Murray’s story Homeless to Harvard is similar to Westover’s in many ways: home life is plagued with unsupportive parents until a new parental role is filled in college, there is a troubling bridge between the student’s past of rejecting traditional schooling and the student’s present of being absorbed by its power and excelling in it. Many of these plot points beg the question of whether Murray and Westover’s unorthodox free-range learning was a benefit to their later years in college. If Westover was put into traditional schooling with general studies, would she have formed the same love for education and an aspiration for a better life as she did listening to classical music with her brother?

Westover’s novel details education as not merely memorization and facts but how methods of memorization and learning facts can wrinkle the brain to absorb new information. An example would be the lack of STEM degrees in college graduates. Too many students believe that learning these difficult concepts in STEM, such as calculus and physics, is useless. While applying calculus in the real world is a rare occurrence, it is the act of learning calculus that stretches your mind to be able to learn more difficult concepts. With an ever-evolving brain for challenging concepts, these can open up the umbrella to other cognitive thinking in other aspects within the STEM field. 

*The beauty of this idea of education also applies to humanities majors, but with an influx of graduates with those majors and not enough jobs to support them, this argument heavily leans onto aspiring STEM students. 

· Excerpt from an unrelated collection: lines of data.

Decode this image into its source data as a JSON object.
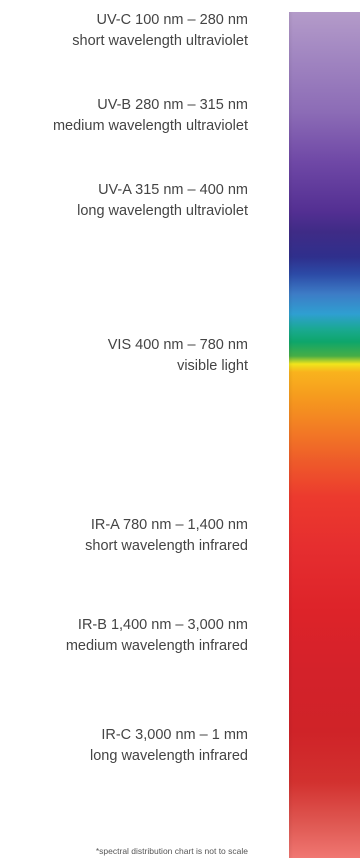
{
  "bands": [
    {
      "range": "UV-C 100 nm – 280 nm",
      "description": "short wavelength ultraviolet"
    },
    {
      "range": "UV-B 280 nm – 315 nm",
      "description": "medium wavelength ultraviolet"
    },
    {
      "range": "UV-A 315 nm – 400 nm",
      "description": "long wavelength ultraviolet"
    },
    {
      "range": "VIS 400 nm – 780 nm",
      "description": "visible light"
    },
    {
      "range": "IR-A 780 nm – 1,400 nm",
      "description": "short wavelength infrared"
    },
    {
      "range": "IR-B 1,400 nm – 3,000 nm",
      "description": "medium wavelength infrared"
    },
    {
      "range": "IR-C 3,000 nm – 1 mm",
      "description": "long wavelength infrared"
    }
  ],
  "footnote": "*spectral distribution chart is not to scale",
  "spectrum_colors": {
    "uv": "#6f48a6",
    "blue": "#2c4aa6",
    "green": "#0ea66a",
    "yellow": "#f0e51c",
    "orange": "#f5941f",
    "red": "#d4222a",
    "infrared_fade": "#f07772"
  }
}
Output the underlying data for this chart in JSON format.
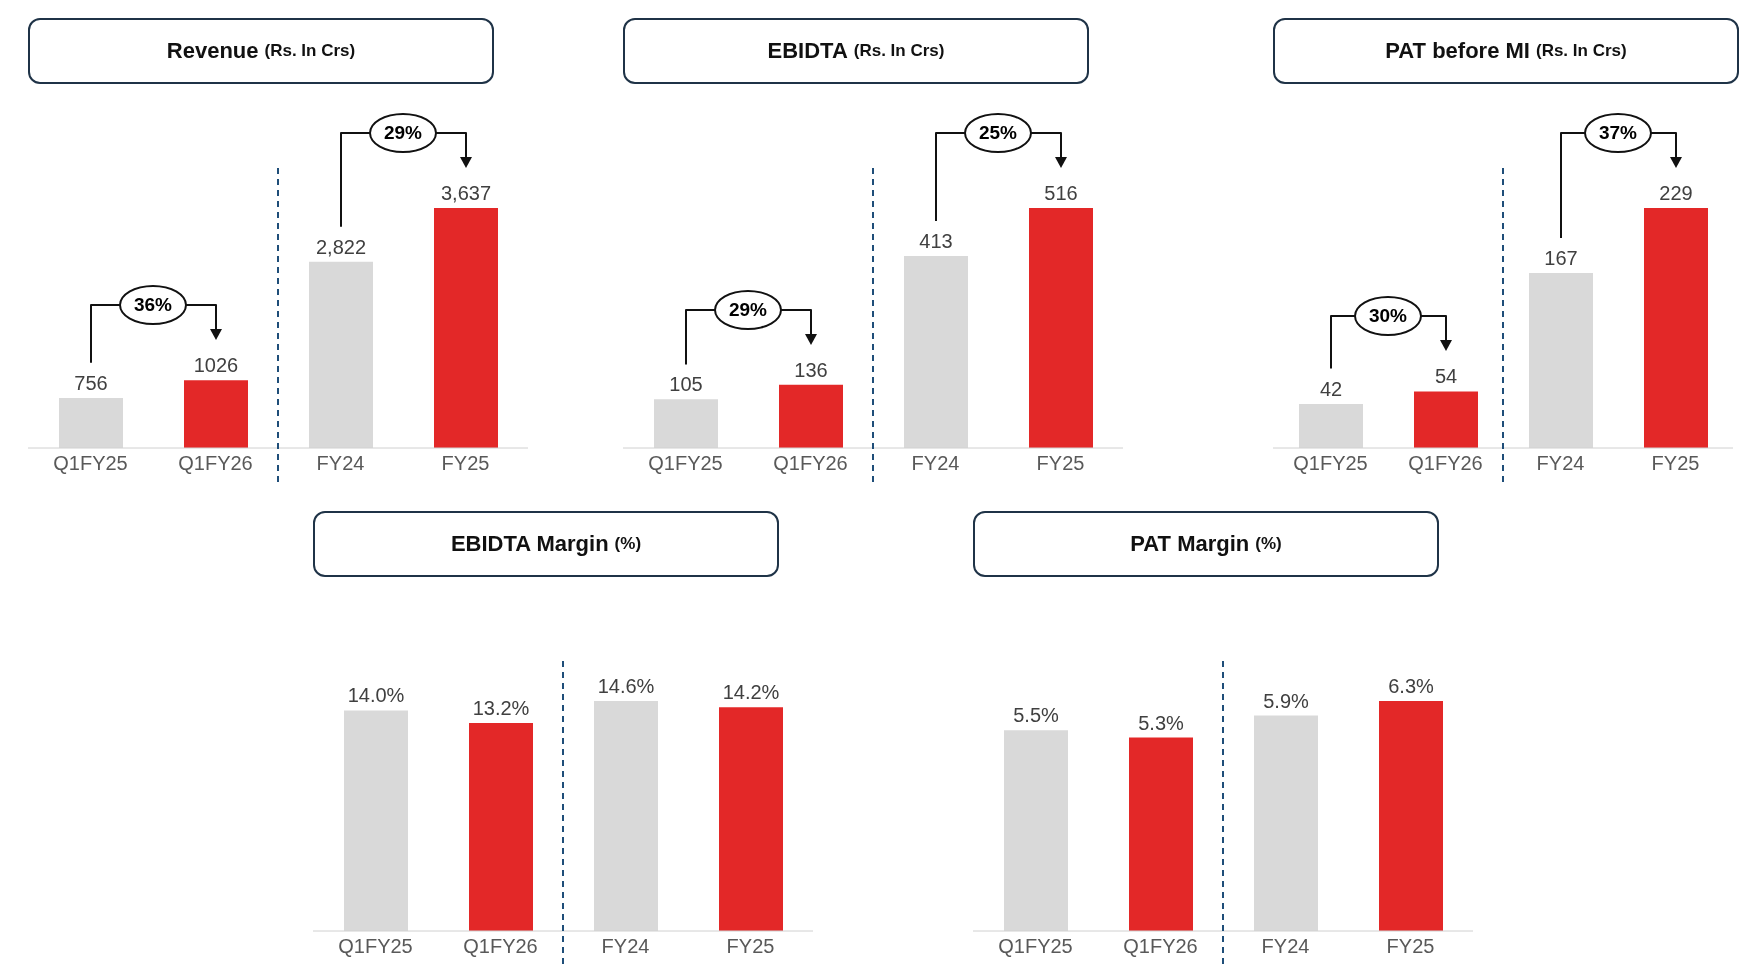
{
  "chart_data": [
    {
      "type": "bar",
      "title": "Revenue",
      "subtitle": "(Rs. In Crs)",
      "categories": [
        "Q1FY25",
        "Q1FY26",
        "FY24",
        "FY25"
      ],
      "values": [
        756,
        1026,
        2822,
        3637
      ],
      "colors": [
        "#d9d9d9",
        "#e32828",
        "#d9d9d9",
        "#e32828"
      ],
      "data_labels": true,
      "value_labels": [
        "756",
        "1026",
        "2,822",
        "3,637"
      ],
      "annotations": [
        "36%",
        "29%"
      ]
    },
    {
      "type": "bar",
      "title": "EBIDTA",
      "subtitle": "(Rs. In Crs)",
      "categories": [
        "Q1FY25",
        "Q1FY26",
        "FY24",
        "FY25"
      ],
      "values": [
        105,
        136,
        413,
        516
      ],
      "colors": [
        "#d9d9d9",
        "#e32828",
        "#d9d9d9",
        "#e32828"
      ],
      "data_labels": true,
      "annotations": [
        "29%",
        "25%"
      ]
    },
    {
      "type": "bar",
      "title": "PAT before MI",
      "subtitle": "(Rs. In Crs)",
      "categories": [
        "Q1FY25",
        "Q1FY26",
        "FY24",
        "FY25"
      ],
      "values": [
        42,
        54,
        167,
        229
      ],
      "colors": [
        "#d9d9d9",
        "#e32828",
        "#d9d9d9",
        "#e32828"
      ],
      "data_labels": true,
      "annotations": [
        "30%",
        "37%"
      ]
    },
    {
      "type": "bar",
      "title": "EBIDTA Margin",
      "subtitle": "(%)",
      "categories": [
        "Q1FY25",
        "Q1FY26",
        "FY24",
        "FY25"
      ],
      "values": [
        14.0,
        13.2,
        14.6,
        14.2
      ],
      "colors": [
        "#d9d9d9",
        "#e32828",
        "#d9d9d9",
        "#e32828"
      ],
      "data_labels": true,
      "value_labels": [
        "14.0%",
        "13.2%",
        "14.6%",
        "14.2%"
      ]
    },
    {
      "type": "bar",
      "title": "PAT Margin",
      "subtitle": "(%)",
      "categories": [
        "Q1FY25",
        "Q1FY26",
        "FY24",
        "FY25"
      ],
      "values": [
        5.5,
        5.3,
        5.9,
        6.3
      ],
      "colors": [
        "#d9d9d9",
        "#e32828",
        "#d9d9d9",
        "#e32828"
      ],
      "data_labels": true,
      "value_labels": [
        "5.5%",
        "5.3%",
        "5.9%",
        "6.3%"
      ]
    }
  ]
}
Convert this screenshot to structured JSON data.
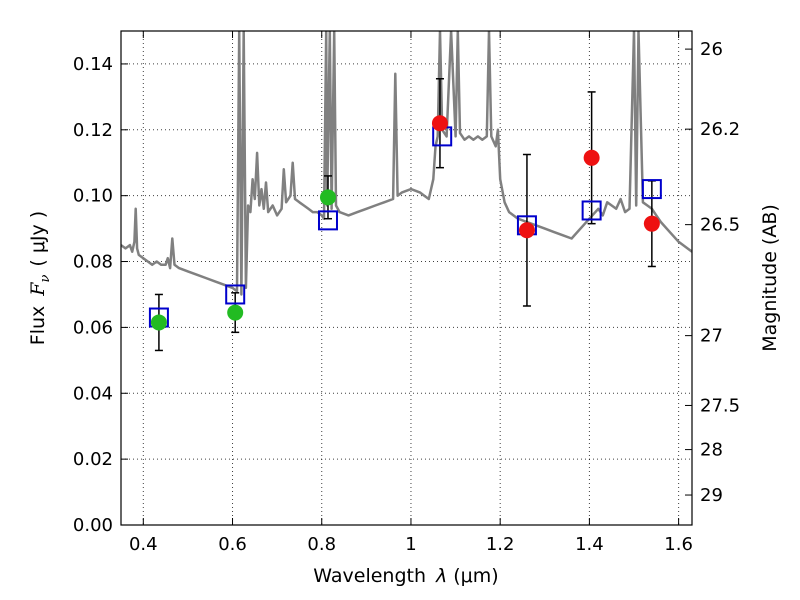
{
  "chart_data": {
    "type": "scatter",
    "xlabel": "Wavelength",
    "xlabel_symbol": "λ",
    "xlabel_unit": "(μm)",
    "ylabel": "Flux",
    "ylabel_symbol": "F",
    "ylabel_subscript": "ν",
    "ylabel_unit": "( μJy )",
    "y2label": "Magnitude (AB)",
    "xlim": [
      0.35,
      1.63
    ],
    "ylim": [
      0.0,
      0.15
    ],
    "grid": true,
    "x_ticks": [
      0.4,
      0.6,
      0.8,
      1.0,
      1.2,
      1.4,
      1.6
    ],
    "x_tick_labels": [
      "0.4",
      "0.6",
      "0.8",
      "1",
      "1.2",
      "1.4",
      "1.6"
    ],
    "y_ticks": [
      0.0,
      0.02,
      0.04,
      0.06,
      0.08,
      0.1,
      0.12,
      0.14
    ],
    "y_tick_labels": [
      "0.00",
      "0.02",
      "0.04",
      "0.06",
      "0.08",
      "0.10",
      "0.12",
      "0.14"
    ],
    "y2_ticks": [
      {
        "label": "26",
        "flux": 0.1445
      },
      {
        "label": "26.2",
        "flux": 0.1202
      },
      {
        "label": "26.5",
        "flux": 0.0912
      },
      {
        "label": "27",
        "flux": 0.0575
      },
      {
        "label": "27.5",
        "flux": 0.0363
      },
      {
        "label": "28",
        "flux": 0.0229
      },
      {
        "label": "29",
        "flux": 0.0091
      }
    ],
    "series": [
      {
        "kind": "line",
        "color": "#808080",
        "points": [
          [
            0.35,
            0.085
          ],
          [
            0.36,
            0.084
          ],
          [
            0.37,
            0.085
          ],
          [
            0.375,
            0.083
          ],
          [
            0.38,
            0.086
          ],
          [
            0.383,
            0.096
          ],
          [
            0.386,
            0.084
          ],
          [
            0.39,
            0.082
          ],
          [
            0.4,
            0.081
          ],
          [
            0.41,
            0.08
          ],
          [
            0.42,
            0.079
          ],
          [
            0.43,
            0.08
          ],
          [
            0.44,
            0.079
          ],
          [
            0.45,
            0.079
          ],
          [
            0.455,
            0.081
          ],
          [
            0.46,
            0.078
          ],
          [
            0.465,
            0.087
          ],
          [
            0.47,
            0.079
          ],
          [
            0.48,
            0.078
          ],
          [
            0.5,
            0.077
          ],
          [
            0.52,
            0.076
          ],
          [
            0.54,
            0.075
          ],
          [
            0.56,
            0.074
          ],
          [
            0.58,
            0.073
          ],
          [
            0.6,
            0.072
          ],
          [
            0.61,
            0.071
          ],
          [
            0.615,
            0.15
          ],
          [
            0.62,
            0.07
          ],
          [
            0.625,
            0.15
          ],
          [
            0.63,
            0.072
          ],
          [
            0.635,
            0.097
          ],
          [
            0.64,
            0.095
          ],
          [
            0.645,
            0.105
          ],
          [
            0.65,
            0.099
          ],
          [
            0.655,
            0.113
          ],
          [
            0.66,
            0.097
          ],
          [
            0.665,
            0.102
          ],
          [
            0.67,
            0.096
          ],
          [
            0.675,
            0.104
          ],
          [
            0.68,
            0.095
          ],
          [
            0.69,
            0.097
          ],
          [
            0.7,
            0.094
          ],
          [
            0.71,
            0.096
          ],
          [
            0.715,
            0.108
          ],
          [
            0.72,
            0.098
          ],
          [
            0.73,
            0.1
          ],
          [
            0.735,
            0.11
          ],
          [
            0.74,
            0.099
          ],
          [
            0.75,
            0.098
          ],
          [
            0.76,
            0.097
          ],
          [
            0.77,
            0.096
          ],
          [
            0.78,
            0.095
          ],
          [
            0.79,
            0.095
          ],
          [
            0.8,
            0.094
          ],
          [
            0.805,
            0.093
          ],
          [
            0.81,
            0.15
          ],
          [
            0.812,
            0.097
          ],
          [
            0.818,
            0.15
          ],
          [
            0.822,
            0.096
          ],
          [
            0.828,
            0.15
          ],
          [
            0.832,
            0.097
          ],
          [
            0.84,
            0.095
          ],
          [
            0.86,
            0.094
          ],
          [
            0.88,
            0.095
          ],
          [
            0.9,
            0.096
          ],
          [
            0.92,
            0.097
          ],
          [
            0.94,
            0.098
          ],
          [
            0.96,
            0.099
          ],
          [
            0.965,
            0.137
          ],
          [
            0.97,
            0.1
          ],
          [
            0.98,
            0.101
          ],
          [
            1.0,
            0.102
          ],
          [
            1.02,
            0.101
          ],
          [
            1.03,
            0.1
          ],
          [
            1.04,
            0.099
          ],
          [
            1.05,
            0.105
          ],
          [
            1.055,
            0.115
          ],
          [
            1.06,
            0.118
          ],
          [
            1.065,
            0.15
          ],
          [
            1.07,
            0.12
          ],
          [
            1.08,
            0.118
          ],
          [
            1.09,
            0.15
          ],
          [
            1.1,
            0.118
          ],
          [
            1.105,
            0.15
          ],
          [
            1.11,
            0.119
          ],
          [
            1.12,
            0.117
          ],
          [
            1.13,
            0.118
          ],
          [
            1.14,
            0.117
          ],
          [
            1.15,
            0.118
          ],
          [
            1.16,
            0.117
          ],
          [
            1.17,
            0.118
          ],
          [
            1.175,
            0.15
          ],
          [
            1.18,
            0.118
          ],
          [
            1.19,
            0.115
          ],
          [
            1.195,
            0.12
          ],
          [
            1.2,
            0.105
          ],
          [
            1.21,
            0.098
          ],
          [
            1.22,
            0.095
          ],
          [
            1.24,
            0.093
          ],
          [
            1.26,
            0.092
          ],
          [
            1.28,
            0.091
          ],
          [
            1.3,
            0.09
          ],
          [
            1.32,
            0.089
          ],
          [
            1.34,
            0.088
          ],
          [
            1.36,
            0.087
          ],
          [
            1.38,
            0.09
          ],
          [
            1.4,
            0.093
          ],
          [
            1.42,
            0.096
          ],
          [
            1.43,
            0.094
          ],
          [
            1.44,
            0.098
          ],
          [
            1.45,
            0.097
          ],
          [
            1.46,
            0.096
          ],
          [
            1.47,
            0.099
          ],
          [
            1.48,
            0.095
          ],
          [
            1.49,
            0.096
          ],
          [
            1.5,
            0.15
          ],
          [
            1.505,
            0.097
          ],
          [
            1.51,
            0.15
          ],
          [
            1.52,
            0.098
          ],
          [
            1.53,
            0.097
          ],
          [
            1.54,
            0.096
          ],
          [
            1.55,
            0.094
          ],
          [
            1.56,
            0.092
          ],
          [
            1.58,
            0.089
          ],
          [
            1.6,
            0.086
          ],
          [
            1.62,
            0.084
          ],
          [
            1.63,
            0.083
          ]
        ]
      },
      {
        "kind": "observed",
        "color": "#22bb22",
        "points": [
          {
            "x": 0.435,
            "y": 0.0615,
            "err": 0.0085
          },
          {
            "x": 0.606,
            "y": 0.0645,
            "err": 0.006
          },
          {
            "x": 0.814,
            "y": 0.0995,
            "err": 0.0065
          }
        ]
      },
      {
        "kind": "observed",
        "color": "#ee1111",
        "points": [
          {
            "x": 1.065,
            "y": 0.122,
            "err": 0.0135
          },
          {
            "x": 1.26,
            "y": 0.0895,
            "err": 0.023
          },
          {
            "x": 1.405,
            "y": 0.1115,
            "err": 0.02
          },
          {
            "x": 1.54,
            "y": 0.0915,
            "err": 0.013
          }
        ]
      },
      {
        "kind": "model",
        "color": "#0000cc",
        "points": [
          {
            "x": 0.435,
            "y": 0.063
          },
          {
            "x": 0.606,
            "y": 0.07
          },
          {
            "x": 0.814,
            "y": 0.0925
          },
          {
            "x": 1.07,
            "y": 0.118
          },
          {
            "x": 1.26,
            "y": 0.091
          },
          {
            "x": 1.405,
            "y": 0.0955
          },
          {
            "x": 1.54,
            "y": 0.102
          }
        ]
      }
    ]
  }
}
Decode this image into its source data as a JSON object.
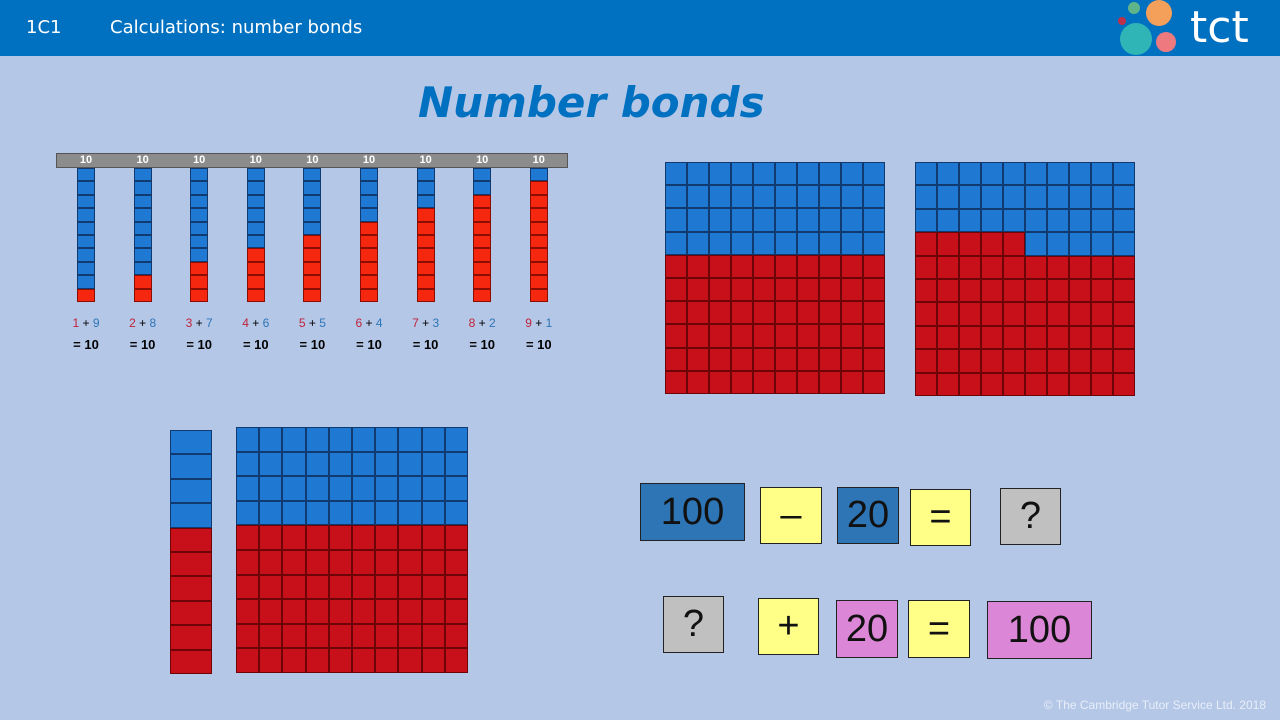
{
  "header": {
    "code": "1C1",
    "title": "Calculations: number bonds",
    "logo_text": "tct",
    "color": "#0070c0"
  },
  "title": "Number bonds",
  "bonds": {
    "total_label": "10",
    "pairs": [
      [
        1,
        9
      ],
      [
        2,
        8
      ],
      [
        3,
        7
      ],
      [
        4,
        6
      ],
      [
        5,
        5
      ],
      [
        6,
        4
      ],
      [
        7,
        3
      ],
      [
        8,
        2
      ],
      [
        9,
        1
      ]
    ],
    "result": "= 10"
  },
  "grids": {
    "grid_a_red": 60,
    "grid_b_red": 65,
    "grid_c_red": 60,
    "tower_red": 6
  },
  "equations": [
    {
      "cells": [
        {
          "text": "100",
          "color": "#2e75b6"
        },
        {
          "text": "–",
          "color": "#ffff88"
        },
        {
          "text": "20",
          "color": "#2e75b6"
        },
        {
          "text": "=",
          "color": "#ffff88"
        },
        {
          "text": "?",
          "color": "#c0c0c0"
        }
      ]
    },
    {
      "cells": [
        {
          "text": "?",
          "color": "#c0c0c0"
        },
        {
          "text": "+",
          "color": "#ffff88"
        },
        {
          "text": "20",
          "color": "#db86d6"
        },
        {
          "text": "=",
          "color": "#ffff88"
        },
        {
          "text": "100",
          "color": "#db86d6"
        }
      ]
    }
  ],
  "footer": "©  The Cambridge Tutor Service Ltd.  2018"
}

However, traditional schooling with its required daily homework and long-drawn-out lectures kill any passion a student can have for learning. It seems to me that traditional schooling is not the problem but rather the age when children are being put into traditional schooling. With children, it seems that inspiration and passion can come from anything— it’s no wonder that so many young children cling to self-creation toys and games such as Legos, Minecraft, and Roblox. Tying children down to a core curriculum before they cans process the purpose that education has within their lives will only make school an inconvenience rather than an opportunity. 

A hypothetical question is: then would it be awful for a child to skip doing their reading homework to play with Legos, if that passion turned into motivation to study calculus and physics to become an engineer? 

I am not condemning the arts either. It seems that parents denounce a child’s passion too quickly if it doesn’t turn into something strictly formulaic such as math or science; theatre, art, dance, fashion, and cooking are often criticized when portrayed as a child’s life passion and is easily swayed to be categorized as a passion project. 

Instead of disciplining your kids into a strict core curriculum that will envelop their adolescence and later years until adulthood, why not allow them a chance to explore a passion that can open opportunities that eventually motivate them to ask the question, “What more can I do?”